Jumat, 24 de julho de 2026 – 13h06 WIB
Jacarta, VIVA – Kejaksaan Agung (Kejagung) menjelaskan alasan mantan Jaksa Agung Muda Tindak Pidana Khusus (Jampidsus) Fevereiro Adriansyah diperiksa sebagai saksi na penyidikan dugaan tindak pidana pencucian uang (TPPU) terkait barang bukti uang tunai e 74 kg emas. Meski sebelumnya telah berstatus tersangka dalam perkara lain, pemeriksaan kali ini dilakukan berdasarkan surat perintah penyidikan (sprindik) baru yang diterbitkan Kejagung.
Baru Dilantik Jadi Jampidsus, Kuntadi Langsung Janji Tuntaskan Kasus-kasus Besar
Jaksa Agung Muda Pengawasan (Jamwas) Kejagung Rudi Margono mengatakan, penerbitan sprindik baru menjadi dasar hukum penyidik memanggil Fevereiro sebagai saksi dalam perkara TPPU yang merupakan pengembangan dari kasus sebelumnya.
“Seharusnya hari Rabu kemarin, ex Jampidsus FA harusnya diperiksa sebagai saksi.
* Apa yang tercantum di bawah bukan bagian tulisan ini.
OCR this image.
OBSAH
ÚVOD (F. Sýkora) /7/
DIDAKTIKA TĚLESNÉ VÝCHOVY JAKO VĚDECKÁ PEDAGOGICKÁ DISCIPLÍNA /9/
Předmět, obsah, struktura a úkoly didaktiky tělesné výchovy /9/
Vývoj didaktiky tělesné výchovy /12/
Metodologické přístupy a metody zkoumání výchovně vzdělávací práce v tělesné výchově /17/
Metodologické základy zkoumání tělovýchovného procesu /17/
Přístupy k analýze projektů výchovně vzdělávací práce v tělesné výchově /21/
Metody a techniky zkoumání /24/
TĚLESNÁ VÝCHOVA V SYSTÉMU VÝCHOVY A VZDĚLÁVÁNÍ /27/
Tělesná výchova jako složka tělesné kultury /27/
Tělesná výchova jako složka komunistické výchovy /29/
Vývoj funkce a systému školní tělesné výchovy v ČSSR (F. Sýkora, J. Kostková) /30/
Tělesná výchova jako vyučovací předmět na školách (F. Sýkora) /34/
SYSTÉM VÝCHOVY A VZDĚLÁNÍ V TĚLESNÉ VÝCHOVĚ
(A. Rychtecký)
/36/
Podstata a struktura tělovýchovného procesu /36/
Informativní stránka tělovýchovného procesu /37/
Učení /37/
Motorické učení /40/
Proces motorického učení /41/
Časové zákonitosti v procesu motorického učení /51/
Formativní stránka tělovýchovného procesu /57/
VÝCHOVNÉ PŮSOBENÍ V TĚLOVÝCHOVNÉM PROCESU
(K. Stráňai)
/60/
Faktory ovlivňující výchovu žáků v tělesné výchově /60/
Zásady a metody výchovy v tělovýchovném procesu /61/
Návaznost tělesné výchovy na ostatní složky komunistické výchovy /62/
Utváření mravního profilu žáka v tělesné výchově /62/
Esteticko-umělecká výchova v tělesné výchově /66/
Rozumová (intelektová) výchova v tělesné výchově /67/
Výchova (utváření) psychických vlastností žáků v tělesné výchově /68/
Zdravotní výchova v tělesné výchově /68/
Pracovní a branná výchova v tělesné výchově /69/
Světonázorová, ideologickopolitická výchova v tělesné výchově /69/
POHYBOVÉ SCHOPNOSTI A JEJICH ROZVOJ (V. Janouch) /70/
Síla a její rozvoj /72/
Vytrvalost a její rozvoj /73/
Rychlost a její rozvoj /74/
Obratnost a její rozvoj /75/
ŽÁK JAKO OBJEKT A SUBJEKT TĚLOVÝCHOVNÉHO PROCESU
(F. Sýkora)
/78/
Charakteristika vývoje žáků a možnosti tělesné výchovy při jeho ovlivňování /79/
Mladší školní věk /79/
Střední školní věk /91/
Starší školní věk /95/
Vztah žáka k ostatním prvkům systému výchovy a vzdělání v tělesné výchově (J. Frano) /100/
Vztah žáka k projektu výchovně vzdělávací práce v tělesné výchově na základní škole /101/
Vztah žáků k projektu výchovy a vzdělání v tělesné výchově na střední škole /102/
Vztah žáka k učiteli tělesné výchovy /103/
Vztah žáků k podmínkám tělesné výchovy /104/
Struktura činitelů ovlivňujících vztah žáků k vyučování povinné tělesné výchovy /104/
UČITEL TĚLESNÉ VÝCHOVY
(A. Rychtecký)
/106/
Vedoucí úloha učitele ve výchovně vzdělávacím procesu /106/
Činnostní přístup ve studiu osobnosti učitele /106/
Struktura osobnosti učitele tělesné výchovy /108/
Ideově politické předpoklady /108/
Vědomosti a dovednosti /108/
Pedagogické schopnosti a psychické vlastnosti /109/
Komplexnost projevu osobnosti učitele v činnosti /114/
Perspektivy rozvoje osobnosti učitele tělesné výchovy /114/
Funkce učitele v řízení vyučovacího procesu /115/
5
Nah, di titik ini, nanti mohon jangan ada preconceito disampaikan kok menjadi saksi, karena ada sprindik baru untuk kebutuhan pemeriksaan,” kata Rudi Margono di Gedung Kejaksaan Agung, Jumat (24/7/2026).
Kejagung Ultimatum Eks Jampidsus Febrie Adriansyah Hadiri Pemeriksaan Kedua, Mangkir Lagi Terancam Dijemput Paksa
Sprindik Baru para Perkara TPPU
Rudi menegaskan, pemeriksaan terhadap Fevereiro sebagai saksi bukan berarti status tersangkanya dalam perkara lain berubah.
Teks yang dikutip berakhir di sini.